By Mike Miles
January 23rd, 2013 | Uncategorized
Q. I would like to know a good allocation of my Thrift Savings Plan funds. I retired a year ago, and I am under CSRS. I have about $140,000 in the F Fund. I am 60 years old and do not need the money as of yet. I am looking for a fairly safe allocation within the funds for a 6 percent to 10 percent return.
A. A good allocation will produce the maximum possible expected return in exchange for the level of risk it produces, and there are many such allocations. You should note, however, that there many more allocations that are not “good,” so care is in order. Six percent to 10 percent is a huge range in investing terms, so there is no single answer to your question.
January 15th, 2013 | Uncategorized
Q. Is 9.45 percent a good return? I received my Thrift Savings Plan fourth-quarter statement, and my last 12-month return is 9.45 percent. What is the best distribution as of today for a better return?

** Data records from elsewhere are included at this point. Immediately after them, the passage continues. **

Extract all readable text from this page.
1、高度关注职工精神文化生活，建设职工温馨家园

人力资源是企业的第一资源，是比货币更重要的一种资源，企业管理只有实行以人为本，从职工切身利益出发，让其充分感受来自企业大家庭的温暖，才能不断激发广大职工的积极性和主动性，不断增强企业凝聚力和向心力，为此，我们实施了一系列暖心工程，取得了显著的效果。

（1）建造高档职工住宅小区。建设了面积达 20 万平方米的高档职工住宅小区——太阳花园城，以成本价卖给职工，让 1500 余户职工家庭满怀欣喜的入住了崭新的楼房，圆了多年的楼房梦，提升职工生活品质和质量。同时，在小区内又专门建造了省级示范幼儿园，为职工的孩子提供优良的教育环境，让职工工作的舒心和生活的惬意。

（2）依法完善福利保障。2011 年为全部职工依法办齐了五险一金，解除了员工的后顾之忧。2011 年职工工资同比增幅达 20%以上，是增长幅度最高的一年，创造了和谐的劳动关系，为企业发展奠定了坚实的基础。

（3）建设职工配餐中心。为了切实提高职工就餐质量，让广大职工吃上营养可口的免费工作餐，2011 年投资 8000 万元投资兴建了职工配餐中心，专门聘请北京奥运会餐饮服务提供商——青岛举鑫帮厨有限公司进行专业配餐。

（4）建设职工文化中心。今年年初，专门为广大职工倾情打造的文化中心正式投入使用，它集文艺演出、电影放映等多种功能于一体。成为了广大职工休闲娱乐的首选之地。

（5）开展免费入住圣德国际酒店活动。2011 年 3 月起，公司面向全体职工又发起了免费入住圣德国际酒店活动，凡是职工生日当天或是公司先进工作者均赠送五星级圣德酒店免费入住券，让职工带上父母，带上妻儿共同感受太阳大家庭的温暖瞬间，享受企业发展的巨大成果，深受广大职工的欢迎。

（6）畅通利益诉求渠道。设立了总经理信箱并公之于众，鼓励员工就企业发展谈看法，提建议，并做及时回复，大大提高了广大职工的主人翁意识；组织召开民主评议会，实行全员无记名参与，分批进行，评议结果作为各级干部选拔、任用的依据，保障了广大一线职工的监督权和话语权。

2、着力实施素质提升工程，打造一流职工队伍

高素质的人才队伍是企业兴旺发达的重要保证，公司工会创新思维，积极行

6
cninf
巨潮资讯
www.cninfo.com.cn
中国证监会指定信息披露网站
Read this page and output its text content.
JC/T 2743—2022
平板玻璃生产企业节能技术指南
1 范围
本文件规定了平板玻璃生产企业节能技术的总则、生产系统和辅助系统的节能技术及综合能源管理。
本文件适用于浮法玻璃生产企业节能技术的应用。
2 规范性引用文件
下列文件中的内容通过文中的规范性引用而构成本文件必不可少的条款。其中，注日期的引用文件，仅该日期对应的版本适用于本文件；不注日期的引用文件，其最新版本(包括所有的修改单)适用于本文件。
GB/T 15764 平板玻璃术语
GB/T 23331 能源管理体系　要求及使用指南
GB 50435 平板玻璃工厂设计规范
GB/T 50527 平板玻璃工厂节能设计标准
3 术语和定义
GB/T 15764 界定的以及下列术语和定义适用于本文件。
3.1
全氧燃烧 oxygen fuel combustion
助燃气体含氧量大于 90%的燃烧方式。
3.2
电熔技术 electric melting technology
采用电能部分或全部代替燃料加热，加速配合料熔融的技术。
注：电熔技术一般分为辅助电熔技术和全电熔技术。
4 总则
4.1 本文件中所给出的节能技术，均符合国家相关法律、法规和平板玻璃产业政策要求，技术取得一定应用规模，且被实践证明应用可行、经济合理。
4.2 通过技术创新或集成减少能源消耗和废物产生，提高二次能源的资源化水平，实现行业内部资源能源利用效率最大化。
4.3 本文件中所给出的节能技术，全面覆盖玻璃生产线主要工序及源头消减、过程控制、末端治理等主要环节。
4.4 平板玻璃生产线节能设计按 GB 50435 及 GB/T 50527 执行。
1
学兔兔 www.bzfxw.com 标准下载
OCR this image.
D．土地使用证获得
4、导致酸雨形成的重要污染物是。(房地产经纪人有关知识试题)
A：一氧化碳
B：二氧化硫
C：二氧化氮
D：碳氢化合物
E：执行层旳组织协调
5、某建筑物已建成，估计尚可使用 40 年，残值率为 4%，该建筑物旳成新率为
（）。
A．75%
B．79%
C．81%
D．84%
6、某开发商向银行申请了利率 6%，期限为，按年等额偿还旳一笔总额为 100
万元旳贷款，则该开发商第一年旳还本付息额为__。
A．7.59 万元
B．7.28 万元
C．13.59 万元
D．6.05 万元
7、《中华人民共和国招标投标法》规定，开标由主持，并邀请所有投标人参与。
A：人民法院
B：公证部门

A. Whether 9.45 percent is good or bad entirely depends upon what you need to achieve your goals. If you only needed 9 percent, then I guess it’s good. If you needed 10 percent, then it’s not so good. If you don’t know what you needed, then you’re feeling your way around in the dark. Guessing which asset allocation will produce a better return starting today is equivalent to trying to pick a winning lottery number, and I don’t do that.
October 3rd, 2012 | Uncategorized
Q. Your Sept. 24 column in Federal Times made the suggestion to increase allocation in the G Fund at the expense of the other funds, including the F Fund. I have not normally been heavily invested in the F Fund in my 25 years. However, with the F Fund having the second-highest return of any fund since its inception (5.86 percent); that it has never had a negative yearly return; that there is a continually declining performance of the G Fund; and the low probability that interest rates will go up any time soon, I see the F Fund as a safe haven. With the G Fund barely keeping pace with inflation, the small risk to stay invested in the F Fund seems low risk. Am I missing a key risk factor?
A. Hmm. So, you think I’m exactly wrong? I guess it’s possible, but not very likely. The fact that the F Fund has performed well in recent years and that interest rates are near zero (falling interest rates fueled the F Fund’s rise) mean that the risk in the F Fund is relatively high. The G Fund offers a yield close to that earned by the F Fund but without the risk of loss. That’s my rationale. If I understand you correctly, yours is that what has gone up will keep going up?
April 13th, 2010 | Uncategorized
Q: How does one go about determining the most advantageous proportions of all five funds to achieve one’s expected level of return? And after knowing that secret, how does one know when is the right time to to adjust these proportions?
A: I can tell you how I do it in my practice. I know of no better way to do it: We use long-term historical data and some practical knowledge to make assumptions about the expected rate of return, standard deviation of those returns and correlation coefficients for each of the asset types underlying the asset types you’ll be using, or might be using. Then we use a process called Mean-Variance Optimization to find the combinations of those assets that provide the highest risk-adjusted returns at various points along the range of available risk levels. We then use Monte Carlo simulation to test the various efficient portfolios we’ve created against your set of goals and constraints to find the one that safely supports these goals with a minimum of risk. Once the asset allocation is selected, we rebalance the portfolio accordingly, using a proprietary set of investment securities or the TSP funds, if available. This process is repeated every six months, from scratch. It all starts with the performance estimates, which are critical to the results and deserve a great deal of care and attantion in formulation.